Driverless passenger trains, which includes the automated systems, are in operation in Copenhagen, Paris, Singapore, and Dubai. Automated systems enhance the running time of trains and escalate the average speed of the system.
The Dubai Metro is the longest driverless metro network in the world, covering 75 km. The Copenhagen Metro was the first to feature a fully automated system, including depot operation and launching, which operates 24 hours a day.
Sao Paulo’s Metro Line 4 is South America’s only fully automated, driverless subway line. It carries around 700,000 passengers a day on an 8-km stretch.
The world's first driverless autonomous rail rapid transit (ART) system, equipped with sensors for the measurement of road dimension and also helps to create its particular route, under a test run in the city of Zhuzhou in central China's Hunan Province.
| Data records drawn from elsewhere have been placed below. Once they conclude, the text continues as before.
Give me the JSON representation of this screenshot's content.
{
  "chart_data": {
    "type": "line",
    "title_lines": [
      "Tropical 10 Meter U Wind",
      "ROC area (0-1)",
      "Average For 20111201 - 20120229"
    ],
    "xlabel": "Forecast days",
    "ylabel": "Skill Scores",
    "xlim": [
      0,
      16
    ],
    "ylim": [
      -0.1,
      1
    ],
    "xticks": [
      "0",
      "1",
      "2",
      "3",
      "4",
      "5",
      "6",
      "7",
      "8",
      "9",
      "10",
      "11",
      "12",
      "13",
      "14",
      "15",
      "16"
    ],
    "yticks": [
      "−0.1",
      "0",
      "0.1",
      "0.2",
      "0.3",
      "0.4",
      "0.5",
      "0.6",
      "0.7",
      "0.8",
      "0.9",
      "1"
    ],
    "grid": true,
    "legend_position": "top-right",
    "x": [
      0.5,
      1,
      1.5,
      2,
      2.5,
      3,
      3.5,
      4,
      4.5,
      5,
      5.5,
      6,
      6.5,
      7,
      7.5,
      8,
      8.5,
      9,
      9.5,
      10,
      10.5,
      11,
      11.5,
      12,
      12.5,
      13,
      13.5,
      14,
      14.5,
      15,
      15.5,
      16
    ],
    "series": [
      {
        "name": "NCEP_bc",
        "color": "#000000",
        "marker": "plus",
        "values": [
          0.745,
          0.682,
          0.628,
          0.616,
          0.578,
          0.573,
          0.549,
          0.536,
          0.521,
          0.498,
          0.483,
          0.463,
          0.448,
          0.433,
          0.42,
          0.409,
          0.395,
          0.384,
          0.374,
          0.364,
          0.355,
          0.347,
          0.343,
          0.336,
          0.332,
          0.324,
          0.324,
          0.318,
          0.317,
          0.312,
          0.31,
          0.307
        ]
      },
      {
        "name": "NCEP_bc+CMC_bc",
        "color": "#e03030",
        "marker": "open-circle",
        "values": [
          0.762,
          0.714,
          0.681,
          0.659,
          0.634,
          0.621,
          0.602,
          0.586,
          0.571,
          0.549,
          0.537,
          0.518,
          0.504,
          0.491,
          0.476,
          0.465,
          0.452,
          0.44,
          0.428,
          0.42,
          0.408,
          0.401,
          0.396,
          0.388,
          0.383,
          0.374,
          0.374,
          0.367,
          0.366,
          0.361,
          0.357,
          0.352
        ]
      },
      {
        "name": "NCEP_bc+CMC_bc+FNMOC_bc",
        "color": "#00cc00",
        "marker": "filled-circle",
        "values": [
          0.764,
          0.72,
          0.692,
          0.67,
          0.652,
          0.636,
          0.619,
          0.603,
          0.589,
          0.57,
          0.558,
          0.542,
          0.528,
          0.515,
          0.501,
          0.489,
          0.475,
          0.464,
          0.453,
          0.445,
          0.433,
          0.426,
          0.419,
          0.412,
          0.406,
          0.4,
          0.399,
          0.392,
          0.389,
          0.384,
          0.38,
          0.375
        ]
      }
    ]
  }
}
It was revealed in Zhuzhou in Hunan province on June 2, 2017 and is expected to be operational in 2018.
The product has been described as a combination of a train, bus, and tram. An ART train with three carriages is around 30 meters long and costs about US$ 2.2 million to construct. It can travel at a speed of 70 km/h and provides space for maximum 300 passengers and a five-carriage train can carry an estimated 500 passengers.
40 percent of factories in China have been shut down and authorities are reportedly working on a schedule to end new sales of gas and diesel powered cars, along with the prospect of the ART system being carried into implementation.